While Buttry's blog continues to talk about the specific pros and cons of various networking sites, I find these core values to be the meatiest part of the discussion. If we take in to fact that everything we publish is public, it harkens back to the "15 minutes of fame" quotation, in that we are publishing our ideologies or emotions to millions of people to access. Whether we are commenting as journalists or personal users, hitting publish is the equivalent to signing a release agreement, and opens the floodgates to be evaluated by the public. For some, this has been a highly profitable system, and for others it has lead to being a costly mistake.

Buttry, like many other analysts of social networking and journalistic reporting, does not deny that sites like Facebook and Twitter are fantastic sources for finding stories. But there is also the notion that a great deal of deception goes on in the Internet, and a great deal of caution from news hunters that must be deployed to deliver the truth. Of course, this is easier said than done. The foundation of the Internet and social networking sites, is essentially a maelstrom of facts and lies looking to take advantage of the uninitiated, or taken advantage of by the savvy. Reporting today calls for journalists to be more savvy now, than perhaps ever before.

Clearly the guidelines between what is accepted, and what is unacceptable, begins with the bond between writer and editor. Not every editor is equal in how they value the legitimacy of social networking sites in journalistic reporting. While they should all consider the ideal, to stay competitive with other news outlets, how they evaluate the personal networking of their writers and their professional persona should be open to the editor's discretion.
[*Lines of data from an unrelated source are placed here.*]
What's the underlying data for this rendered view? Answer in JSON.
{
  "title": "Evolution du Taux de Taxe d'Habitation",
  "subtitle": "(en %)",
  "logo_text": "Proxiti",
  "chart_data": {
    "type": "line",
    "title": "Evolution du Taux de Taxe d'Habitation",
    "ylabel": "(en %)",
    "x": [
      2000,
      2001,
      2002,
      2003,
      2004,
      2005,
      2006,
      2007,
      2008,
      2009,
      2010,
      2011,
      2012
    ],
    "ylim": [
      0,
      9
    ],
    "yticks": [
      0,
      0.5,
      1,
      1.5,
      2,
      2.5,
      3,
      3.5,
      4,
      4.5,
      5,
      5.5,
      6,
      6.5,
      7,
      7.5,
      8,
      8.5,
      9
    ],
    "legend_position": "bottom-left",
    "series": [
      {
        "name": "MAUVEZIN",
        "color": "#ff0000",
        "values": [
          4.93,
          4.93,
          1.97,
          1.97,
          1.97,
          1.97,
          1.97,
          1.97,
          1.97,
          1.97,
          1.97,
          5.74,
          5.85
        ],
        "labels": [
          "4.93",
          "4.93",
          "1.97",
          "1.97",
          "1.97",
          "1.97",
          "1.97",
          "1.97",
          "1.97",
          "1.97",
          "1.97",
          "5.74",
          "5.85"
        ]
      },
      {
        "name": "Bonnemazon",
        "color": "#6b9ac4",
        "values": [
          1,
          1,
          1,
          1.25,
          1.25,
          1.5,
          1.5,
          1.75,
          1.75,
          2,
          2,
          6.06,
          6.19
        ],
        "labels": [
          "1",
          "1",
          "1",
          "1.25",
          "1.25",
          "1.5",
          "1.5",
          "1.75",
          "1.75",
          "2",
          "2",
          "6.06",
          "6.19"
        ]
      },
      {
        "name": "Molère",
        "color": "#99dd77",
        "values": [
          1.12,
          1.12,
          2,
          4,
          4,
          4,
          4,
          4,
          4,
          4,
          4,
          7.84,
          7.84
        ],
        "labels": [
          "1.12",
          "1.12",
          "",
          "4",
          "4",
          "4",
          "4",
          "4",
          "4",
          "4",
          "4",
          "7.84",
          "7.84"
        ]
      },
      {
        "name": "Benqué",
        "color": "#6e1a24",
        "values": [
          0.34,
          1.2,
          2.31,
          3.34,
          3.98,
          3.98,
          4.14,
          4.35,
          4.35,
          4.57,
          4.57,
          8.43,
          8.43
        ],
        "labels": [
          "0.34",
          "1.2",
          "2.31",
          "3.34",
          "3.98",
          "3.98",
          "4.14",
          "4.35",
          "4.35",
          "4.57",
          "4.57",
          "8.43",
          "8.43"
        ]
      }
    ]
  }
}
If I was placed in the shoes of a published paper, the boundaries I established would correlate with the guidelines discussed in Buttry's blog. While writers should monitor their comments to make sure that what they are posting is appropriate, they should also consider making accounts that establish a clear differentiation between their public and private lives. While this in no way, shape, or form would establish a fool-proof safeguard between ethical discrepancies of my writers and their content. It would acknowledge the dual identity social networking sites play in our constantly connected society. It is simply not ethical to force writers to refrain from having some sort of personal identity after they clock out the office, but we can expect them to keep there words from tainting the professional work they release to the public.

As workers in a public environment, we take on the responsibility of knowing we are open targets to the public. The expansion of social networking sites has opened that vulnerability across the board for other industries as well. While writers should be granted the ability to have personal enjoyment through these sites, they must also be made aware that they face consequences if they abuse them. If caught acting in a truly ludicrous manner, they should expect punishment no different than that if they had acted in such a manner in a real-world newsroom.

It is important for editors to stress to their writers when and when not, something can be made available for discussion via networking sites. Further expansion of news gathering technologies and dispersion of news updates, should cause for a stronger bond between writer and editor, rather than an increase in penalty deliveries from editors onto writers for acting inappropriately via Internet applications.